A crise financeira global atingiu em cheio os jornais americanos: os que ainda não suspenderam suas edições impressas – como, no mês passado, o Seattle Post-Intelligencer – recorrem à concordata para continuar nas bancas. Isso levou o senador Benjamin Cardin, do Partido Democrata, a apresentar projeto de lei propondo a transformação de jornais em organizações sem fins lucrativos, o que lhes daria isenção fiscal sobre a receita de circulação e publicidade.
Pelo texto, chamado de Projeto de Lei para Revitalização dos Jornais, as empresas jornalísticas poderiam solicitar seu enquadramento em um regime fiscal semelhante ao de uma entidade educacional. Nos Estados Unidos, isso ocorre com as emissoras de rádio e TV públicas. Além de a receita com publicidade e circulação ser isenta de impostos, qualquer entidade que fizesse uma doação a um jornal poderia abatê-la do Imposto de Renda.
Em contrapartida, os jornais não poderiam apoiar causas políticas: teriam de se ater a divulgar fatos, incluindo campanhas de candidatos. Nos EUA, é normal os jornais declararem seu apoio a um determinado candidato ou causa.
Cardin defendeu sua proposta em artigo publicado ontem no jornal The Washington Post, afirmando que os EUA ‘dependem de uma imprensa livre e aberta’. O projeto de lei, explicou, visa aos jornais locais, pequenos, não aos grandes conglomerados de mídia. E que foi motivado pelo fato de alguns jornais terem suspendido sua circulação impressa, fechando as portas de vez ou mantendo só o site, como Rocky Mountain News e San Francisco Chronicle.
Além disso, nos últimos meses dois grupos pediram falência pelo Capítulo 11 da legislação americana (semelhante à concordata no Brasil): o Tribune Co. e o Sun-Times Media.
A imprensa, disse o senador, é essencial para a democracia: ‘Como podemos esquecer o papel que os jornais tiveram na revelação dos escândalos Watergate e Enron, ou nos bônus da AIG?’. Cardin lembrou ainda que outras fontes de notícias, como o site Google News, TVs e blogs de comentaristas, usam material obtido ‘com o trabalho custoso de repórteres experientes de jornais’.
Ele ressaltou que a transformação em entidade sem fins lucrativos não interessaria a grandes conglomerados. E deixou claro que a proposta não envolve dinheiro do contribuinte, diferentemente dos socorros a bancos e montadoras.
A proposta do senador Cardin, no entanto, não foi recebida com unanimidade. O editor da revista Fortune, Richard Siklos, afirmou que até o nome do projeto de lei parece orwelliano.

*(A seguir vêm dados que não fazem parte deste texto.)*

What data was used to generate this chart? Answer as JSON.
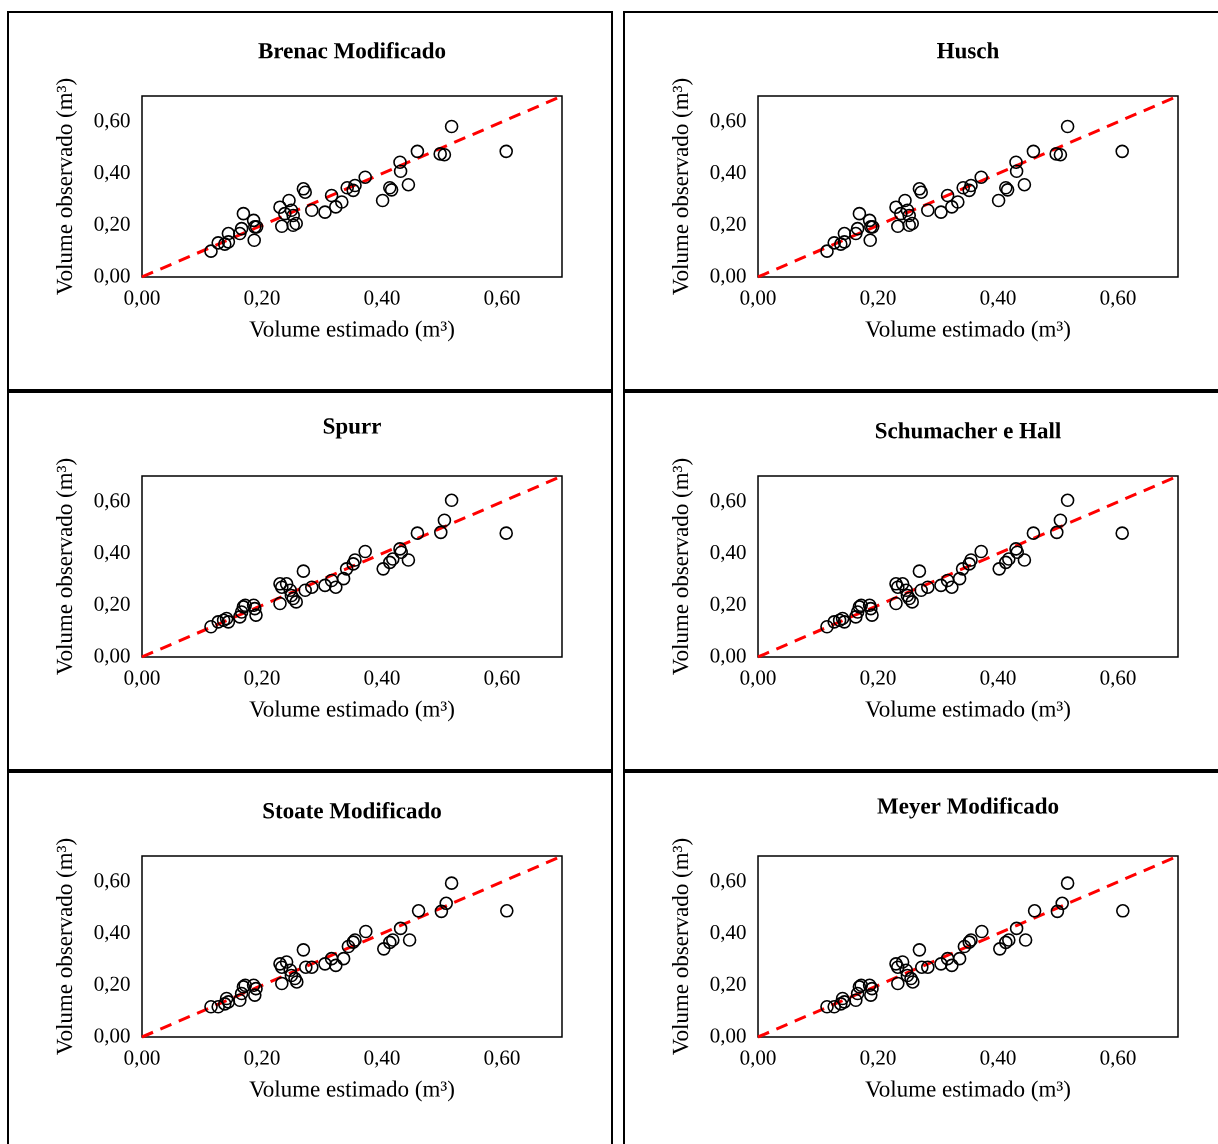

Ele lembra que já existem modelos híbridos, como a National Geographic Society – que tem uma revista e um canal de TV a cabo – e o Instituto Smithsoniano.
Silkins cita também projetos sem fins lucrativos de apoio ao jornalismo investigativo, como o ProPublica e o criado mês passado pelo jornal online The Huffington Post.
Já Rick Edmonds, analista de mídia da escola de jornalismo Poynter Institute, na Flórida, afirmou não estar certo da necessidade de apelar a medidas desesperadas como pedir ajuda ao governo. ‘O que o governo dá, o governo pode e vai ameaçar retirar’. Mas, mesmo não sendo a favor do projeto de lei de Cardin, disse acreditar que este é o momento para discutir propostas em benefício dos jornais. Uma delas, explicou, seria o relaxamento da regulação antitruste.